On average every step I take is two and a half times longer than most people therefore I cover distances in half the time it takes others to do the same. That’s because I love walking. I used to walk an hour a day after high school and the distances expanded over time. One day I wanted to create a gps track to see what it looked like so I walked nine kilometers within the space of an hour. I wasen’t even tired at the end.

Last night I went to a house warming party and the night finished around 2 or three in the morning and walked with a friend to the bus stop. I waited, and waited until I got bored. A bus came but when I asked whether he was going my way he told me “look at the front of the bus”. His arrogance made my mind up. I’d walk from Aldgate east, via Bank and temple to Traf. Square before catching the night bus I wanted to catch and going home.

It’s a long walk. At moments I ran, then I walked. I was listening to music so that was fine. At one point an accounting student asked me the way to where he was going so I chatted with him for a while. He was walking too slowly and it’s too late at night to hang around chatting so I told him which landmarks to use for navigation and started walking at my cruising speed again.
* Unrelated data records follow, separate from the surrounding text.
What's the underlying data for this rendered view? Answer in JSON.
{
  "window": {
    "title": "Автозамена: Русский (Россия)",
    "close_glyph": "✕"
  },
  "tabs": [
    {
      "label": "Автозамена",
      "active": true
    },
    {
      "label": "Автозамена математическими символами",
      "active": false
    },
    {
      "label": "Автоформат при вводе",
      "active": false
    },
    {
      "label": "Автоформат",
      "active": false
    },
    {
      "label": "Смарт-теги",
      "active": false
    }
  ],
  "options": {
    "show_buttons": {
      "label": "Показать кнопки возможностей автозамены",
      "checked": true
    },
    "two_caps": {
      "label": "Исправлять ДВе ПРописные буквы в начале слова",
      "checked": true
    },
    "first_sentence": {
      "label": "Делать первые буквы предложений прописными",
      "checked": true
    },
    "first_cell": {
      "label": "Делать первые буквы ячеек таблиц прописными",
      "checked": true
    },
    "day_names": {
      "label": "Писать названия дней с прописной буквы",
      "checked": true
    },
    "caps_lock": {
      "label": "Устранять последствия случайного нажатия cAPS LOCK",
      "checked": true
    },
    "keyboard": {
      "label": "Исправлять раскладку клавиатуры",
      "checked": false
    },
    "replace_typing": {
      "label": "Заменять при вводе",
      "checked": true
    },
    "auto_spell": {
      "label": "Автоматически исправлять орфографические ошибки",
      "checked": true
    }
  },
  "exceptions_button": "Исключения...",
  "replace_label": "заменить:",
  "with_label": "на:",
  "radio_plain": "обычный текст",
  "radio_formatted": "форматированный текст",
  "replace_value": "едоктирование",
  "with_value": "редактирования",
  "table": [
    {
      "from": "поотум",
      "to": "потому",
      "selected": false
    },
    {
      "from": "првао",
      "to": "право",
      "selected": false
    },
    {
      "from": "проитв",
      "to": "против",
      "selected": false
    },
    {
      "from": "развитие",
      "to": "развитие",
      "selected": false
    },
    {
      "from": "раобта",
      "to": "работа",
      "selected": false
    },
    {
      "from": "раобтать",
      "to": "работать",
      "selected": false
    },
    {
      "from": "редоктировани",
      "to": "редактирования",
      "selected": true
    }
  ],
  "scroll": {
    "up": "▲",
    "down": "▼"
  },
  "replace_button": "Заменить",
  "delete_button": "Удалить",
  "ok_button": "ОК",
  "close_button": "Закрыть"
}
I covered big distances. I saw St Paul’s, I saw the Tate Modern tower and I saw the London Eye, quite far, I thought. Didn’t deter me. I walked past the club boat and people were standing on the pavement whilst others were making the way home. Caught up with them within thirty seconds. They turned right away from the bank but I continued.

The London eye was getting bigger. I passed the Savoy where I saw a few police cars and some people chatting. I don’t know what it was about. I  passed the royal horse guard hotel, good memories of two nights spent there before a flight to New York.

I turned and started to head from the river towards Trafalgar Square and spotted the N18 in the distance. Great. I ran, with big strides that conserve energy by covering a lot of ground. I got to the bus and saw whether he could let me in before the bus stop. No luck.

I started to run. I ran across the roads of Traf Square, watching out for traffic of course, and got the the bus stop. I was slightly out of breath but I had run fast enough so that I was waiting for the bus. Conventionally other people  have to run to keep the bus from running. I got on. Sat down at the front and looked at London as it slid beside me, one bus floor below mine. Cars were around, drunks were waiting for their respective buses and heading home as well. Time to daydream.

I arrived at Sudbury as the sun was rising. 7 minutes till the next bus, ah well, that’s not so bad. Finally I got home, decided to have some crisps before going to sleep for a few hours.

That was a nice walk. I really needed it. Hardly any traffic, no slow movers in front and no people to avoid. Just the way I like my walks to be.